Ich habe länger gerungen, bis ich mich für den Zölibat entschieden habe. Die Liebe zu einer Frau ist ja etwas ganz natürliches, und den Verzicht darauf kann ich nur leisten, wenn ich ihn als Gnade Gottes erlebe, weil er mich noch viel tiefer erfüllen kann.
Ich bin auch deswegen in einen Orden eingetreten, um die Bindung der Ganzhingabe tiefer leben zu können, aber auch um durch die Hilfe der Gemeinschaft gestärkt zu werden. In de Ordensgelübden geht es ja nicht nur um den Zölibat, sondern auch um das Gelübde der Armut und des Gehorsams, Ausdruck einer Hingabe um des Reiches Gottes willen, das allein einen Menschen ganz in den Dienst nehmen kann.

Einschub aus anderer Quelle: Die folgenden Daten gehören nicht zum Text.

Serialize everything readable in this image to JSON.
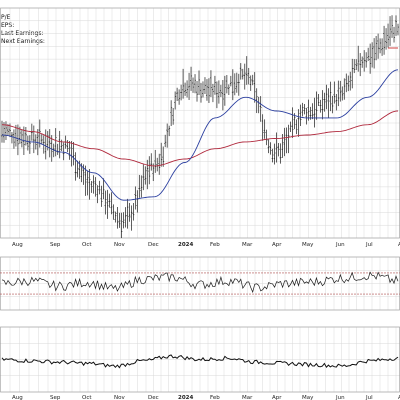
{
  "info": {
    "pe_label": "P/E",
    "eps_label": "EPS:",
    "last_earnings_label": "Last Earnings:",
    "next_earnings_label": "Next Earnings:"
  },
  "colors": {
    "price": "#1a1a1a",
    "ma_fast": "#2b3fa0",
    "ma_slow": "#b0283c",
    "indicator": "#1a1a1a",
    "lower_line": "#111111",
    "grid": "#d9d9d9",
    "reference_line": "#b05050",
    "highlight": "#d04040"
  },
  "x_axis": {
    "ticks": [
      {
        "label": "Aug",
        "bold": false
      },
      {
        "label": "Sep",
        "bold": false
      },
      {
        "label": "Oct",
        "bold": false
      },
      {
        "label": "Nov",
        "bold": false
      },
      {
        "label": "Dec",
        "bold": false
      },
      {
        "label": "2024",
        "bold": true
      },
      {
        "label": "Feb",
        "bold": false
      },
      {
        "label": "Mar",
        "bold": false
      },
      {
        "label": "Apr",
        "bold": false
      },
      {
        "label": "May",
        "bold": false
      },
      {
        "label": "Jun",
        "bold": false
      },
      {
        "label": "Jul",
        "bold": false
      },
      {
        "label": "Au",
        "bold": false
      }
    ]
  },
  "chart_data": [
    {
      "type": "line",
      "panel": "price",
      "x": [
        "Jul 2023",
        "Aug 2023",
        "Sep 2023",
        "Oct 2023",
        "Nov 2023",
        "Dec 2023",
        "Jan 2024",
        "Feb 2024",
        "Mar 2024",
        "Apr 2024",
        "May 2024",
        "Jun 2024",
        "Jul 2024",
        "Aug 2024"
      ],
      "series": [
        {
          "role": "price",
          "values": [
            56,
            54,
            52,
            40,
            30,
            46,
            70,
            68,
            72,
            50,
            62,
            66,
            78,
            86
          ]
        },
        {
          "role": "ma_fast",
          "values": [
            55,
            53,
            50,
            44,
            36,
            37,
            47,
            60,
            66,
            62,
            60,
            60,
            66,
            74
          ]
        },
        {
          "role": "ma_slow",
          "values": [
            58,
            56,
            53,
            51,
            48,
            46,
            48,
            51,
            53,
            54,
            55,
            56,
            58,
            62
          ]
        }
      ],
      "grid": true
    },
    {
      "type": "line",
      "panel": "indicator",
      "series": [
        {
          "role": "indicator",
          "values": [
            50,
            55,
            45,
            52,
            40,
            58,
            62,
            48,
            55,
            42,
            50,
            53,
            60,
            65,
            55
          ]
        }
      ],
      "reference_lines": [
        30,
        70
      ],
      "grid": true
    },
    {
      "type": "line",
      "panel": "lower",
      "series": [
        {
          "role": "lower_line",
          "values": [
            50,
            48,
            46,
            44,
            40,
            48,
            55,
            50,
            52,
            46,
            44,
            42,
            40,
            48,
            52
          ]
        }
      ],
      "grid": true
    }
  ]
}
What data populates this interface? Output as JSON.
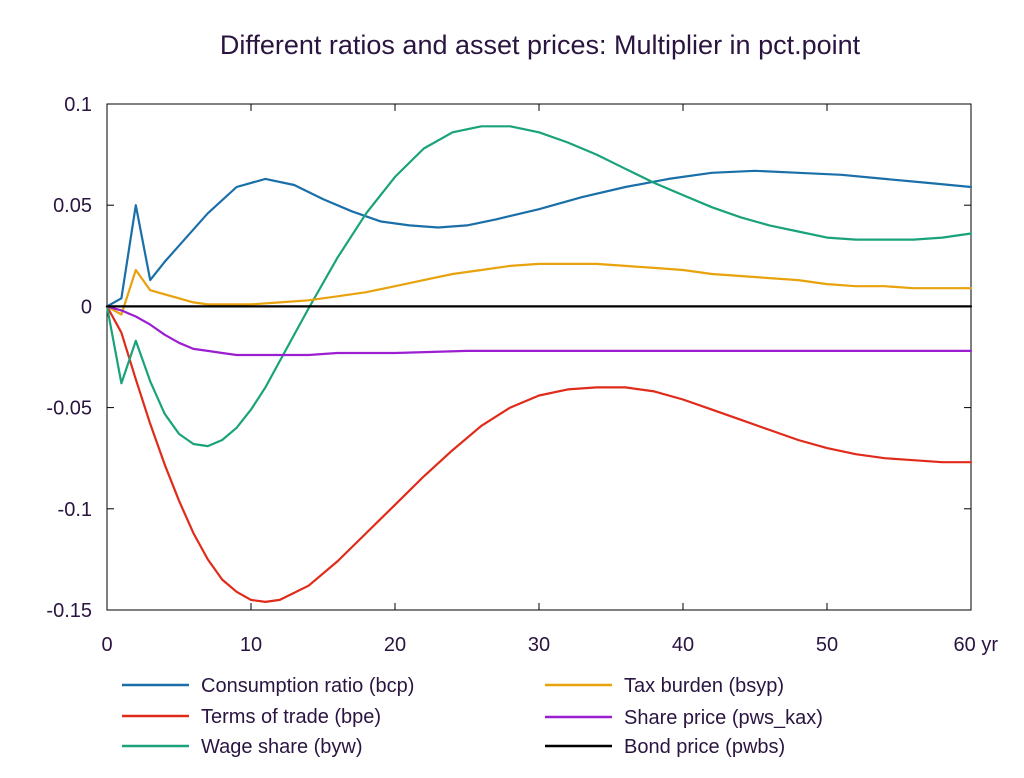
{
  "chart_data": {
    "type": "line",
    "title": "Different ratios and asset prices: Multiplier in pct.point",
    "xlabel": "",
    "ylabel": "",
    "xlim": [
      0,
      60
    ],
    "ylim": [
      -0.15,
      0.1
    ],
    "x_ticks": [
      "0",
      "10",
      "20",
      "30",
      "40",
      "50",
      "60 yr"
    ],
    "y_ticks": [
      "0.1",
      "0.05",
      "0",
      "-0.05",
      "-0.1",
      "-0.15"
    ],
    "y_tick_values": [
      0.1,
      0.05,
      0,
      -0.05,
      -0.1,
      -0.15
    ],
    "x_tick_values": [
      0,
      10,
      20,
      30,
      40,
      50,
      60
    ],
    "grid": false,
    "legend_position": "bottom",
    "series": [
      {
        "name": "Consumption ratio (bcp)",
        "color": "#1a6fa8",
        "x": [
          0,
          1,
          2,
          3,
          4,
          5,
          7,
          9,
          11,
          13,
          15,
          17,
          19,
          21,
          23,
          25,
          27,
          30,
          33,
          36,
          39,
          42,
          45,
          48,
          51,
          54,
          57,
          60
        ],
        "y": [
          0,
          0.004,
          0.05,
          0.013,
          0.022,
          0.03,
          0.046,
          0.059,
          0.063,
          0.06,
          0.053,
          0.047,
          0.042,
          0.04,
          0.039,
          0.04,
          0.043,
          0.048,
          0.054,
          0.059,
          0.063,
          0.066,
          0.067,
          0.066,
          0.065,
          0.063,
          0.061,
          0.059
        ]
      },
      {
        "name": "Terms of trade (bpe)",
        "color": "#e02b1a",
        "x": [
          0,
          1,
          2,
          3,
          4,
          5,
          6,
          7,
          8,
          9,
          10,
          11,
          12,
          14,
          16,
          18,
          20,
          22,
          24,
          26,
          28,
          30,
          32,
          34,
          36,
          38,
          40,
          42,
          44,
          46,
          48,
          50,
          52,
          54,
          56,
          58,
          60
        ],
        "y": [
          0,
          -0.013,
          -0.036,
          -0.058,
          -0.078,
          -0.096,
          -0.112,
          -0.125,
          -0.135,
          -0.141,
          -0.145,
          -0.146,
          -0.145,
          -0.138,
          -0.126,
          -0.112,
          -0.098,
          -0.084,
          -0.071,
          -0.059,
          -0.05,
          -0.044,
          -0.041,
          -0.04,
          -0.04,
          -0.042,
          -0.046,
          -0.051,
          -0.056,
          -0.061,
          -0.066,
          -0.07,
          -0.073,
          -0.075,
          -0.076,
          -0.077,
          -0.077
        ]
      },
      {
        "name": "Wage share (byw)",
        "color": "#1aa37a",
        "x": [
          0,
          1,
          2,
          3,
          4,
          5,
          6,
          7,
          8,
          9,
          10,
          11,
          12,
          14,
          16,
          18,
          20,
          22,
          24,
          26,
          28,
          30,
          32,
          34,
          36,
          38,
          40,
          42,
          44,
          46,
          48,
          50,
          52,
          54,
          56,
          58,
          60
        ],
        "y": [
          0,
          -0.038,
          -0.017,
          -0.037,
          -0.053,
          -0.063,
          -0.068,
          -0.069,
          -0.066,
          -0.06,
          -0.051,
          -0.04,
          -0.027,
          -0.001,
          0.024,
          0.046,
          0.064,
          0.078,
          0.086,
          0.089,
          0.089,
          0.086,
          0.081,
          0.075,
          0.068,
          0.061,
          0.055,
          0.049,
          0.044,
          0.04,
          0.037,
          0.034,
          0.033,
          0.033,
          0.033,
          0.034,
          0.036
        ]
      },
      {
        "name": "Tax burden (bsyp)",
        "color": "#e8a20c",
        "x": [
          0,
          1,
          2,
          3,
          4,
          5,
          6,
          7,
          8,
          9,
          10,
          12,
          14,
          16,
          18,
          20,
          22,
          24,
          26,
          28,
          30,
          32,
          34,
          36,
          38,
          40,
          42,
          44,
          46,
          48,
          50,
          52,
          54,
          56,
          58,
          60
        ],
        "y": [
          0,
          -0.004,
          0.018,
          0.008,
          0.006,
          0.004,
          0.002,
          0.001,
          0.001,
          0.001,
          0.001,
          0.002,
          0.003,
          0.005,
          0.007,
          0.01,
          0.013,
          0.016,
          0.018,
          0.02,
          0.021,
          0.021,
          0.021,
          0.02,
          0.019,
          0.018,
          0.016,
          0.015,
          0.014,
          0.013,
          0.011,
          0.01,
          0.01,
          0.009,
          0.009,
          0.009
        ]
      },
      {
        "name": "Share price (pws_kax)",
        "color": "#9b1fd0",
        "x": [
          0,
          1,
          2,
          3,
          4,
          5,
          6,
          7,
          8,
          9,
          10,
          12,
          14,
          16,
          20,
          25,
          30,
          40,
          50,
          60
        ],
        "y": [
          0,
          -0.002,
          -0.005,
          -0.009,
          -0.014,
          -0.018,
          -0.021,
          -0.022,
          -0.023,
          -0.024,
          -0.024,
          -0.024,
          -0.024,
          -0.023,
          -0.023,
          -0.022,
          -0.022,
          -0.022,
          -0.022,
          -0.022
        ]
      },
      {
        "name": "Bond price (pwbs)",
        "color": "#000000",
        "x": [
          0,
          60
        ],
        "y": [
          0,
          0
        ]
      }
    ]
  }
}
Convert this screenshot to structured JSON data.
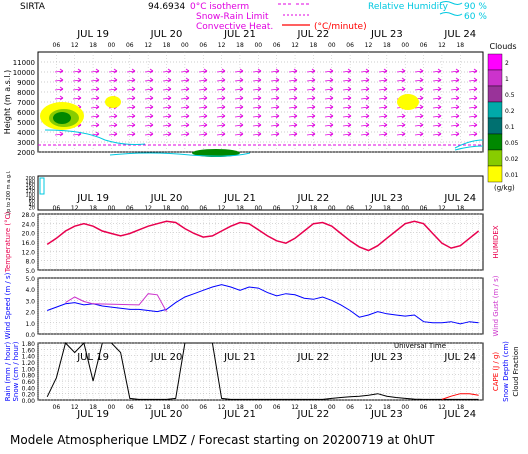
{
  "header": {
    "station": "SIRTA",
    "value_partial": "94.6934",
    "legend": {
      "isotherm": "0°C isotherm",
      "snow_rain": "Snow-Rain Limit",
      "convective": "Convective Heat.",
      "convective_unit": "(°C/minute)",
      "rh_label": "Relative Humidity",
      "rh_90": "90 %",
      "rh_60": "60 %"
    }
  },
  "colors": {
    "magenta": "#e000e0",
    "cyan": "#00d8e8",
    "red": "#ff0000",
    "blue": "#0000ff",
    "temp_line": "#e8004e"
  },
  "time_axis": {
    "dates": [
      "JUL 19",
      "JUL 20",
      "JUL 21",
      "JUL 22",
      "JUL 23",
      "JUL 24"
    ],
    "hours": [
      "06",
      "12",
      "18",
      "00",
      "06",
      "12",
      "18",
      "00",
      "06",
      "12",
      "18",
      "00",
      "06",
      "12",
      "18",
      "00",
      "06",
      "12",
      "18",
      "00",
      "06",
      "12",
      "18"
    ],
    "xlabel": "Universal Time"
  },
  "cloud_panel": {
    "ylabel": "Height  (m a.s.l.)",
    "yticks": [
      "11000",
      "10000",
      "9000",
      "8000",
      "7000",
      "6000",
      "5000",
      "4000",
      "3000",
      "2000"
    ],
    "colorbar_title": "Clouds",
    "colorbar_unit": "(g/kg)",
    "colorbar_ticks": [
      "2",
      "1",
      "0.5",
      "0.2",
      "0.1",
      "0.05",
      "0.02",
      "0.01"
    ],
    "colorbar_colors": [
      "#ff00ff",
      "#cc33cc",
      "#993399",
      "#00aaaa",
      "#007070",
      "#008800",
      "#88cc00",
      "#ffff00"
    ]
  },
  "low_panel": {
    "ylabel": "Up to 200 m a.g.l.",
    "yticks": [
      "200",
      "180",
      "160",
      "140",
      "120",
      "100",
      "80",
      "60",
      "40",
      "20"
    ]
  },
  "chart_data": [
    {
      "type": "line",
      "name": "temperature",
      "ylabel": "Temperature (°C)",
      "right_label": "HUMIDEX",
      "yticks": [
        "28.0",
        "24.0",
        "20.0",
        "16.0",
        "12.0",
        "8.0",
        "5.0"
      ],
      "ylim": [
        5,
        28
      ],
      "x_hours": [
        3,
        6,
        9,
        12,
        15,
        18,
        21,
        24,
        27,
        30,
        33,
        36,
        39,
        42,
        45,
        48,
        51,
        54,
        57,
        60,
        63,
        66,
        69,
        72,
        75,
        78,
        81,
        84,
        87,
        90,
        93,
        96,
        99,
        102,
        105,
        108,
        111,
        114,
        117,
        120,
        123,
        126,
        129,
        132,
        135,
        138,
        141,
        144
      ],
      "values": [
        15.5,
        18,
        21,
        23,
        24,
        23,
        21,
        20,
        19,
        20,
        21.5,
        23,
        24,
        25,
        24.5,
        22,
        20,
        18.5,
        19,
        21,
        23,
        24.5,
        24,
        21.5,
        19,
        17,
        16,
        18,
        21,
        24,
        24.5,
        23,
        20,
        17,
        14.5,
        13,
        15,
        18,
        21,
        24,
        25,
        24,
        20,
        16,
        14,
        15,
        18,
        21
      ]
    },
    {
      "type": "line",
      "name": "wind",
      "ylabel": "Wind Speed (m / s)",
      "right_label": "Wind Gust (m / s)",
      "yticks": [
        "5.0",
        "4.0",
        "3.0",
        "2.0",
        "1.0",
        "0.0"
      ],
      "ylim": [
        0,
        5
      ],
      "series": [
        {
          "x_hours": [
            3,
            6,
            9,
            12,
            15,
            18,
            21,
            24,
            27,
            30,
            33,
            36,
            39,
            42,
            45,
            48,
            51,
            54,
            57,
            60,
            63,
            66,
            69,
            72,
            75,
            78,
            81,
            84,
            87,
            90,
            93,
            96,
            99,
            102,
            105,
            108,
            111,
            114,
            117,
            120,
            123,
            126,
            129,
            132,
            135,
            138,
            141,
            144
          ],
          "values": [
            2.1,
            2.4,
            2.7,
            2.8,
            2.6,
            2.7,
            2.5,
            2.4,
            2.3,
            2.2,
            2.2,
            2.1,
            2.0,
            2.2,
            2.8,
            3.3,
            3.6,
            3.9,
            4.2,
            4.4,
            4.2,
            3.9,
            4.2,
            4.1,
            3.7,
            3.4,
            3.6,
            3.5,
            3.2,
            3.1,
            3.3,
            3.0,
            2.6,
            2.1,
            1.5,
            1.7,
            2.0,
            1.8,
            1.7,
            1.6,
            1.7,
            1.1,
            1.0,
            1.0,
            1.1,
            0.9,
            1.1,
            1.0
          ]
        },
        {
          "x_hours": [
            9,
            12,
            15,
            18,
            33,
            36,
            39,
            42
          ],
          "values": [
            2.8,
            3.3,
            2.9,
            2.7,
            2.6,
            3.6,
            3.5,
            2.0
          ]
        }
      ]
    },
    {
      "type": "line",
      "name": "precipitation",
      "ylabel": "Rain (mm / hour)",
      "ylabel2": "Snow (cm / hour)",
      "right_label": "CAPE (J / g)",
      "right_label2": "Snow Depth (cm)",
      "right_label3": "Cloud Fraction",
      "yticks": [
        "1.80",
        "1.60",
        "1.40",
        "1.20",
        "1.00",
        "0.80",
        "0.60",
        "0.40",
        "0.20",
        "0.00"
      ],
      "ylim": [
        0,
        1.8
      ],
      "series": [
        {
          "x_hours": [
            3,
            6,
            9,
            12,
            15,
            18,
            21,
            24,
            27,
            30,
            33,
            36,
            39,
            42,
            45,
            48,
            51,
            54,
            57,
            60,
            63,
            66,
            69,
            72,
            75,
            78,
            81,
            84,
            87,
            90,
            93,
            96,
            99,
            102,
            105,
            108,
            111,
            114,
            117,
            120,
            123,
            126,
            129,
            132,
            135,
            138,
            141,
            144
          ],
          "values": [
            0.1,
            0.7,
            1.8,
            1.5,
            1.8,
            0.6,
            1.8,
            1.8,
            1.5,
            0.05,
            0.02,
            0.02,
            0.02,
            0.02,
            0.05,
            1.8,
            1.8,
            1.8,
            1.8,
            0.05,
            0.02,
            0.02,
            0.02,
            0.02,
            0.02,
            0.02,
            0.02,
            0.02,
            0.02,
            0.02,
            0.02,
            0.05,
            0.08,
            0.1,
            0.12,
            0.15,
            0.2,
            0.12,
            0.08,
            0.05,
            0.03,
            0.02,
            0.02,
            0.02,
            0.02,
            0.02,
            0.02,
            0.02
          ]
        },
        {
          "x_hours": [
            132,
            135,
            138,
            141,
            144
          ],
          "values": [
            0.02,
            0.12,
            0.2,
            0.2,
            0.15
          ]
        }
      ]
    }
  ],
  "footer": "Modele Atmospherique LMDZ / Forecast starting on 20200719 at 0hUT"
}
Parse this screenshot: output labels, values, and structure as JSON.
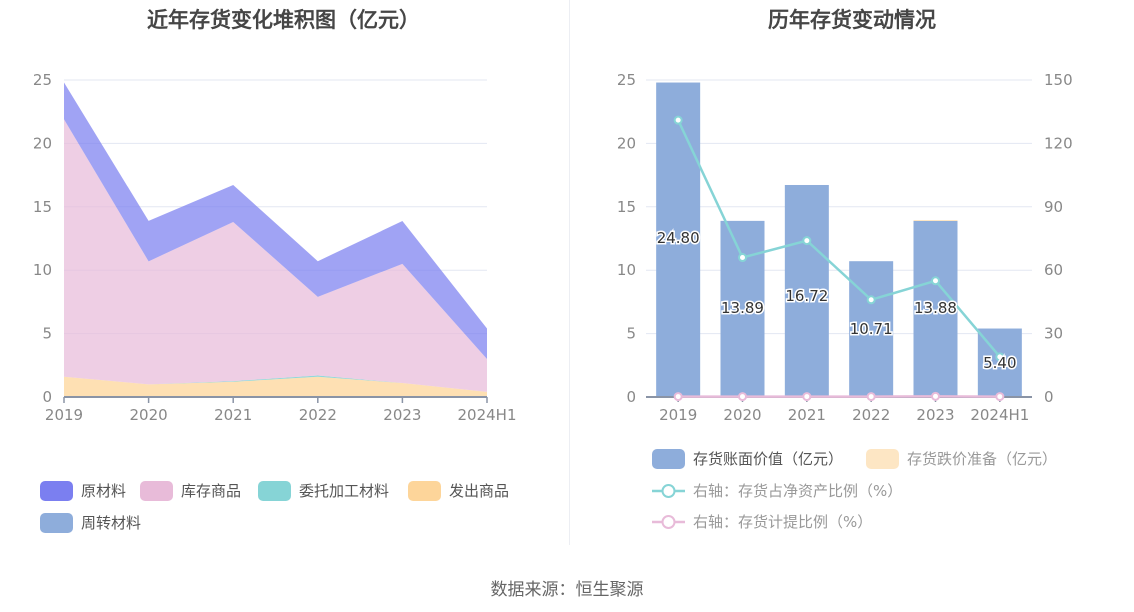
{
  "left_chart": {
    "title": "近年存货变化堆积图（亿元）"
  },
  "right_chart": {
    "title": "历年存货变动情况"
  },
  "source": "数据来源：恒生聚源",
  "colors": {
    "raw_material": "#7b7ff0",
    "inventory_goods": "#e8bbd9",
    "consigned_processing": "#86d4d6",
    "goods_shipped": "#fdd59a",
    "turnover_material": "#8eaddb",
    "book_value_bar": "#8eaddb",
    "impairment_bar": "#fde6c4",
    "net_asset_ratio_line": "#86d4d6",
    "provision_ratio_line": "#e8bbd9",
    "grid": "#e3e7f2",
    "axis_text": "#888888"
  },
  "chart_data": [
    {
      "type": "area",
      "stacked": true,
      "title": "近年存货变化堆积图（亿元）",
      "xlabel": "",
      "ylabel": "",
      "categories": [
        "2019",
        "2020",
        "2021",
        "2022",
        "2023",
        "2024H1"
      ],
      "yticks": [
        "0",
        "5",
        "10",
        "15",
        "20",
        "25"
      ],
      "ylim": [
        0,
        25
      ],
      "grid": true,
      "legend_position": "bottom",
      "series": [
        {
          "name": "发出商品",
          "values": [
            1.6,
            1.0,
            1.2,
            1.6,
            1.1,
            0.4
          ]
        },
        {
          "name": "委托加工材料",
          "values": [
            0.0,
            0.0,
            0.05,
            0.1,
            0.0,
            0.0
          ]
        },
        {
          "name": "周转材料",
          "values": [
            0.0,
            0.0,
            0.0,
            0.0,
            0.0,
            0.0
          ]
        },
        {
          "name": "库存商品",
          "values": [
            20.3,
            9.7,
            12.55,
            6.2,
            9.4,
            2.6
          ]
        },
        {
          "name": "原材料",
          "values": [
            2.9,
            3.19,
            2.92,
            2.81,
            3.38,
            2.4
          ]
        }
      ],
      "legend": [
        "原材料",
        "库存商品",
        "委托加工材料",
        "发出商品",
        "周转材料"
      ]
    },
    {
      "type": "bar",
      "title": "历年存货变动情况",
      "categories": [
        "2019",
        "2020",
        "2021",
        "2022",
        "2023",
        "2024H1"
      ],
      "yticks_left": [
        "0",
        "5",
        "10",
        "15",
        "20",
        "25"
      ],
      "yticks_right": [
        "0",
        "30",
        "60",
        "90",
        "120",
        "150"
      ],
      "ylim_left": [
        0,
        25
      ],
      "ylim_right": [
        0,
        150
      ],
      "grid": true,
      "legend_position": "bottom",
      "series": [
        {
          "name": "存货账面价值（亿元）",
          "type": "bar",
          "axis": "left",
          "values": [
            24.8,
            13.89,
            16.72,
            10.71,
            13.88,
            5.4
          ],
          "labels": [
            "24.80",
            "13.89",
            "16.72",
            "10.71",
            "13.88",
            "5.40"
          ]
        },
        {
          "name": "存货跌价准备（亿元）",
          "type": "bar",
          "stacked": true,
          "axis": "left",
          "values": [
            0.0,
            0.0,
            0.0,
            0.0,
            0.05,
            0.0
          ]
        },
        {
          "name": "右轴：存货占净资产比例（%）",
          "type": "line",
          "axis": "right",
          "values": [
            131,
            66,
            74,
            46,
            55,
            19
          ]
        },
        {
          "name": "右轴：存货计提比例（%）",
          "type": "line",
          "axis": "right",
          "values": [
            0.2,
            0.2,
            0.2,
            0.2,
            0.3,
            0.2
          ]
        }
      ]
    }
  ],
  "left_legend": [
    {
      "label": "原材料",
      "color": "#7b7ff0"
    },
    {
      "label": "库存商品",
      "color": "#e8bbd9"
    },
    {
      "label": "委托加工材料",
      "color": "#86d4d6"
    },
    {
      "label": "发出商品",
      "color": "#fdd59a"
    },
    {
      "label": "周转材料",
      "color": "#8eaddb"
    }
  ],
  "right_legend": [
    {
      "label": "存货账面价值（亿元）",
      "color": "#8eaddb",
      "kind": "box"
    },
    {
      "label": "存货跌价准备（亿元）",
      "color": "#fde6c4",
      "kind": "box"
    },
    {
      "label": "右轴：存货占净资产比例（%）",
      "color": "#86d4d6",
      "kind": "line"
    },
    {
      "label": "右轴：存货计提比例（%）",
      "color": "#e8bbd9",
      "kind": "line"
    }
  ]
}
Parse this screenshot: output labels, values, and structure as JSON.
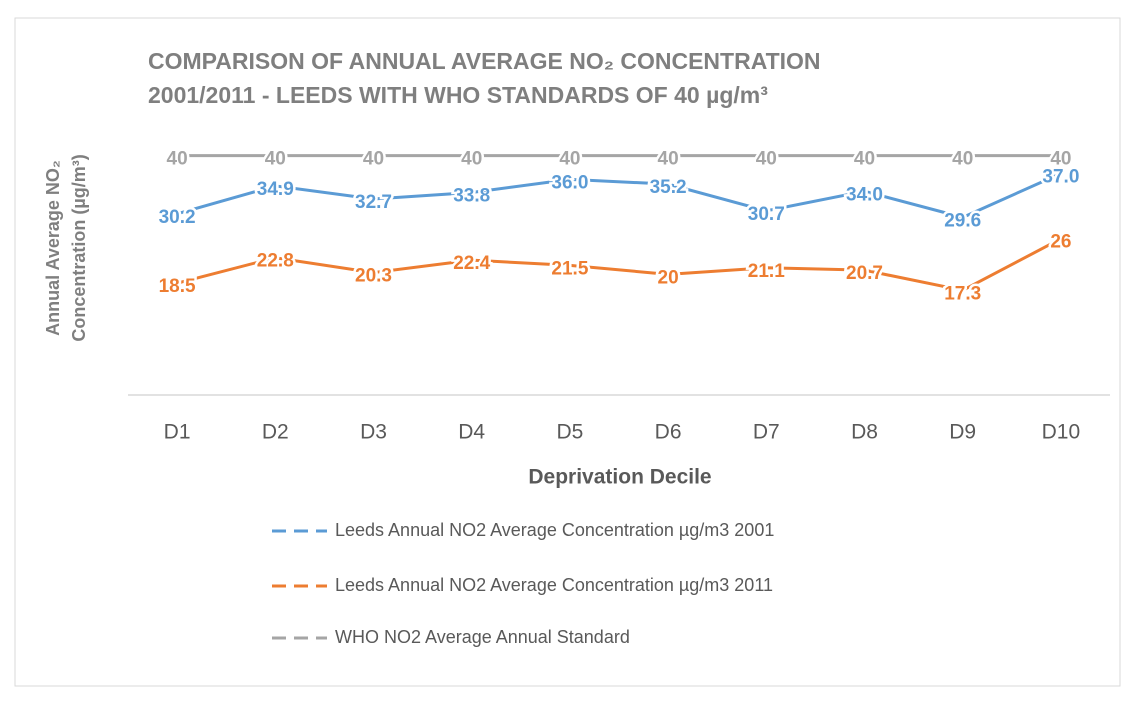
{
  "chart_data": {
    "type": "line",
    "title": [
      "COMPARISON OF ANNUAL AVERAGE NO₂ CONCENTRATION",
      "2001/2011 - LEEDS WITH WHO STANDARDS OF 40 µg/m³"
    ],
    "y_label": [
      "Annual Average NO₂",
      "Concentration (µg/m³)"
    ],
    "x_label": "Deprivation Decile",
    "categories": [
      "D1",
      "D2",
      "D3",
      "D4",
      "D5",
      "D6",
      "D7",
      "D8",
      "D9",
      "D10"
    ],
    "ylim": [
      0,
      45
    ],
    "series": [
      {
        "name": "Leeds Annual NO2 Average Concentration µg/m3 2001",
        "color": "#5b9bd5",
        "values": [
          30.2,
          34.9,
          32.7,
          33.8,
          36.0,
          35.2,
          30.7,
          34.0,
          29.6,
          37.0
        ],
        "value_labels": [
          "30.2",
          "34.9",
          "32.7",
          "33.8",
          "36.0",
          "35.2",
          "30.7",
          "34.0",
          "29.6",
          "37.0"
        ]
      },
      {
        "name": "Leeds Annual NO2 Average Concentration µg/m3 2011",
        "color": "#ed7d31",
        "values": [
          18.5,
          22.8,
          20.3,
          22.4,
          21.5,
          20,
          21.1,
          20.7,
          17.3,
          26
        ]
      },
      {
        "name": "WHO NO2 Average Annual Standard",
        "color": "#a5a5a5",
        "values": [
          40,
          40,
          40,
          40,
          40,
          40,
          40,
          40,
          40,
          40
        ]
      }
    ],
    "legend": "bottom"
  }
}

Es gibt Zeiten, wo ich auch die Einsamkeit stärker erfahre und andere, wo ich durch die Gemeinschaften mit Menschen, aber noch mehr mit Jesus Christus Liebe und Kraft geschenkt bekomme. Die Erfahrung der Einsamkeit, die ja letztlich jeder Mensch erfährt, - auch in der Ehe gibt es diese Erfahrungen. - ist für mich auch ein Ausdruck für die Nachfolge des gekreuzigten Jesus, der auch uns eingeladen hat, täglich sein Kreuz auf sich zu nehmen. Es ist dann auch ein Impuls, stärker aus der Kraft des Gebetes zu leben und aus dem Dienst am Nächsten.